Boy, 12, accused of murder claims co-defendant attacked victim with machete
A 12-year-old charged with a machete murder has claimed his alleged victim put him a headlock and was then stabbed by a second youth of the same age.
The defendant, who cannot be named because of a court order, told jurors his co-accused attacked Shawn Seesahai and he did not know the 19-year-old had suffered a 23-cm deep fatal wound to his back.
Jurors have been told a machete went into the victim’s back, between his ribs, through his right lung, into his heart, and nearly came out of his chest.
Two 12-year-old boys are standing trial for murder at Nottingham Crown Court after denying the charge and blaming each other for the death of Mr Seesahai on Wolverhampton’s Stowlawn playing fields.
One of the defendants, who has admitted possession of the machete used in the attack, was questioned by his KC, Rachel Brand, on Thursday.
Assisted by an intermediary in the witness box, the boy said he was sitting with his co-defendant and a teenage girl on a bench, when he was approached by Mr Seesahai and another man on the night of November 13 last year.

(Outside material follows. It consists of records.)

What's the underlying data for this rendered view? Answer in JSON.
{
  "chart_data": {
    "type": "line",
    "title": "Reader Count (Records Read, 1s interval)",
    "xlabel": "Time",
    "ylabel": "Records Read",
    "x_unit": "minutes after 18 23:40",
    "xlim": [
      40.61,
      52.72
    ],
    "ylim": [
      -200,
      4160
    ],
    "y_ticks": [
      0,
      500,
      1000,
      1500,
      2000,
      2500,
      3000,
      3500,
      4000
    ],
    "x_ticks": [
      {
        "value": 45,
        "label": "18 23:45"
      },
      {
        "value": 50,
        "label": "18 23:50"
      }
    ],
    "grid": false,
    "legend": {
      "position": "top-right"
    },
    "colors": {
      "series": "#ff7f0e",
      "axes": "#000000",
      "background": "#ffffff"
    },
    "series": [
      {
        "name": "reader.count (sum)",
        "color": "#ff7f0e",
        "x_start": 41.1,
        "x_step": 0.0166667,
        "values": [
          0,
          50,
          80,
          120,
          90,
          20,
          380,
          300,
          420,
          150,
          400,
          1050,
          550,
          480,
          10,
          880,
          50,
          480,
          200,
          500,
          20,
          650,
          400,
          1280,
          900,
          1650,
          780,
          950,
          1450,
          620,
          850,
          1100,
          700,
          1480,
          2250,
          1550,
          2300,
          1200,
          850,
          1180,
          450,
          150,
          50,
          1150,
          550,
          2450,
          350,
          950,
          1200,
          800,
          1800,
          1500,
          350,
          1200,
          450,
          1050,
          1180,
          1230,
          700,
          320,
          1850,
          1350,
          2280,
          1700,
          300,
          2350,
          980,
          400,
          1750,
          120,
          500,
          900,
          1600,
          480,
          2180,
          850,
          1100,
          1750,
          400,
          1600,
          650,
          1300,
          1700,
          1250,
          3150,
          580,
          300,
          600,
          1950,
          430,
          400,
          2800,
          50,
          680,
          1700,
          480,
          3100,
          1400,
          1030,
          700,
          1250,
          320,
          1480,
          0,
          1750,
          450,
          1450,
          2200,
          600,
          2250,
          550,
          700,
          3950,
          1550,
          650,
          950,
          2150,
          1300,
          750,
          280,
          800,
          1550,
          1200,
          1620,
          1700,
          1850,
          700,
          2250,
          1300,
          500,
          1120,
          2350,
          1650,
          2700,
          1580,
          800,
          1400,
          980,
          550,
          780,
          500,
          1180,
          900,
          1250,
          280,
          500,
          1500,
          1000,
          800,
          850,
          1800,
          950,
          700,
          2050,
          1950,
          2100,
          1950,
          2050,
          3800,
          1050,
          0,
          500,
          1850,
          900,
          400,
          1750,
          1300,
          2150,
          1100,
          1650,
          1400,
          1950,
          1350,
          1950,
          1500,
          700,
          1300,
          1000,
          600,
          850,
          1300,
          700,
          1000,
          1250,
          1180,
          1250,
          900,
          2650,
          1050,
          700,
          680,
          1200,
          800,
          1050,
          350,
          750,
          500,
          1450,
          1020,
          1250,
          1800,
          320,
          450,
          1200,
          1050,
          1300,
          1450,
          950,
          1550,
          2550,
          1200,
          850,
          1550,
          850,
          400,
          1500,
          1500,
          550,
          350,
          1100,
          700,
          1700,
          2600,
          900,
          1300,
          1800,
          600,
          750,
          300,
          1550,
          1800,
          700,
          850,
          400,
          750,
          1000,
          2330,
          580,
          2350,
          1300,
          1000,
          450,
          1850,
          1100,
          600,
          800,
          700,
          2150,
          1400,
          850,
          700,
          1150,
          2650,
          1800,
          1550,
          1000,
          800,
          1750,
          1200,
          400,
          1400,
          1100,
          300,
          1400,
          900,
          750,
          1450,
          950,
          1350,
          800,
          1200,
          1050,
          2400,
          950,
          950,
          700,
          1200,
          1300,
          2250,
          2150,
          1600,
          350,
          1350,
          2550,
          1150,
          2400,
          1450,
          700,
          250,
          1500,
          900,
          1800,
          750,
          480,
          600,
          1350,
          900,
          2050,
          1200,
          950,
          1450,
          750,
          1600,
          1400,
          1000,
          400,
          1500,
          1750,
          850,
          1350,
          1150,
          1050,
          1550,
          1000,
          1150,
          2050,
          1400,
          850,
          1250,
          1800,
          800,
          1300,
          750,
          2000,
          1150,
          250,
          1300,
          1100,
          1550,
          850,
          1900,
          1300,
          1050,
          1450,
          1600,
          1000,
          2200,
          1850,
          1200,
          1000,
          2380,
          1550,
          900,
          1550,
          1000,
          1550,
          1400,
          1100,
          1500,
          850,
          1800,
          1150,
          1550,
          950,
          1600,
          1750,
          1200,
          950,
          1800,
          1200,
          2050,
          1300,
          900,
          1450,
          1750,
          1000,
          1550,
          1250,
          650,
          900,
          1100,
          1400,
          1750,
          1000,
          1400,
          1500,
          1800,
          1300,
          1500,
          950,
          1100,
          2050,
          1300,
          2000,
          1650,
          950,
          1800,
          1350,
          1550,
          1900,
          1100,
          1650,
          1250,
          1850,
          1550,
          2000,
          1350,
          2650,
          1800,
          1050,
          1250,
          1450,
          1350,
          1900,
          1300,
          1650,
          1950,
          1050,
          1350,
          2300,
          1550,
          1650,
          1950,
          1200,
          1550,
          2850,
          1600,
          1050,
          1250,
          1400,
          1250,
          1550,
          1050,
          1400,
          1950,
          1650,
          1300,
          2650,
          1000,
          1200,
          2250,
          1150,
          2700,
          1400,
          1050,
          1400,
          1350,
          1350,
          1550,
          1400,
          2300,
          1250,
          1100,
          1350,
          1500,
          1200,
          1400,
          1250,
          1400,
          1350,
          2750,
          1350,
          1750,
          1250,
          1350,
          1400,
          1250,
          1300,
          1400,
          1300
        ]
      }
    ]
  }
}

Mr Seesahai, who was living in Birmingham but originally from Anguilla in the Caribbean, had told him to “move from here” and then towered over him, the boy claimed.
He told the court he answered “why” and then told the victim’s friend: “Get your friend out of my face.”
Saying he had grabbed the knife, which was still in its case, from the girl after she initially picked it up off the ground, the boy said it was taken out of his hand “a second later” by his co-defendant.
He said of the other 12-year-old: “He pulled the case off it (the machete).
“He said ‘Yo blood are you f****** dumb?’ and then he like kind of side-stepped towards me and Shawn.
“Shawn let me out of the headlock and started running and then his shoe came off, and then he tripped.”
According to the boy’s account, he and his co-accused both ran after Mr Seesahai.
The boy, whose co-defendant has yet to give evidence to the court, said: “I saw him hitting his legs with the knife.
“I saw (the other boy) hitting him and I was next to him and Shawn was trying to grab one of my legs.
“I tried getting him off my leg – I was wriggling my leg.”
Denying that he had punched, kicked or stamped on Mr Seesahai, the boy continued: “I wanted to say to him (the co-defendant) ‘stop, that’s enough’ – to stop hitting him.
“I didn’t know he was stabbed in the back.
“(The other boy) stopped hitting him. I was stood next to Shawn, looking at him… froze.
“I turned around and then (the co-accused) threw the knife to me in the air.
I had my hands on my head and was like 'Why did you do that?' He was so shocked he might not have heard me.
“I was going to catch it but I didn’t want it to cut me or hurt me so I turned around so it wouldn’t hit my arm or my face or anything.”
The youth said he then picked the knife up off the grass, retrieved its case from a nearby path and put the weapon back inside his tracksuit bottoms.
As he made off, the youth said, he felt scared, while his co-accused appeared shocked.
He told the court: “I had my hands on my head and was like ‘Why did you do that?’ He was so shocked he might not have heard me.
“His eyes were really wide.”
After being given a lift home by his grandmother, the boy said, he used bleach to clean the knife – which he had bought two months earlier for £40 from “a friend of a friend” – and hid it under his bed.
He then found out the victim had died when he was sent a screenshot of a social media post the following day.
During his evidence, the boy also denied wanting to give Mr Seesahai serious injuries.
In cross-examination by Paul Lewis KC, representing the co-defendant, the boy was asked questions about searches and videos found on mobile phones after the death.
Speaking from the witness box, the boy said he had sent screenshots showing himself and a friend holding a machete, to the female witness, because he “thought it was cool”.
Mr Lewis questioned the boy about why a track by rapper SJ was attached to a photo featuring a machete that he had sent via a mobile phone.
The boy said he did not really listen to SJ’s music, and did not know the performer’s real name, Jayden O’Neil-Crichlow, or that he was in prison for stabbing someone to death with a machete.
The boy’s co-defendant has denied a charge alleging possession of the machete. The trial continues.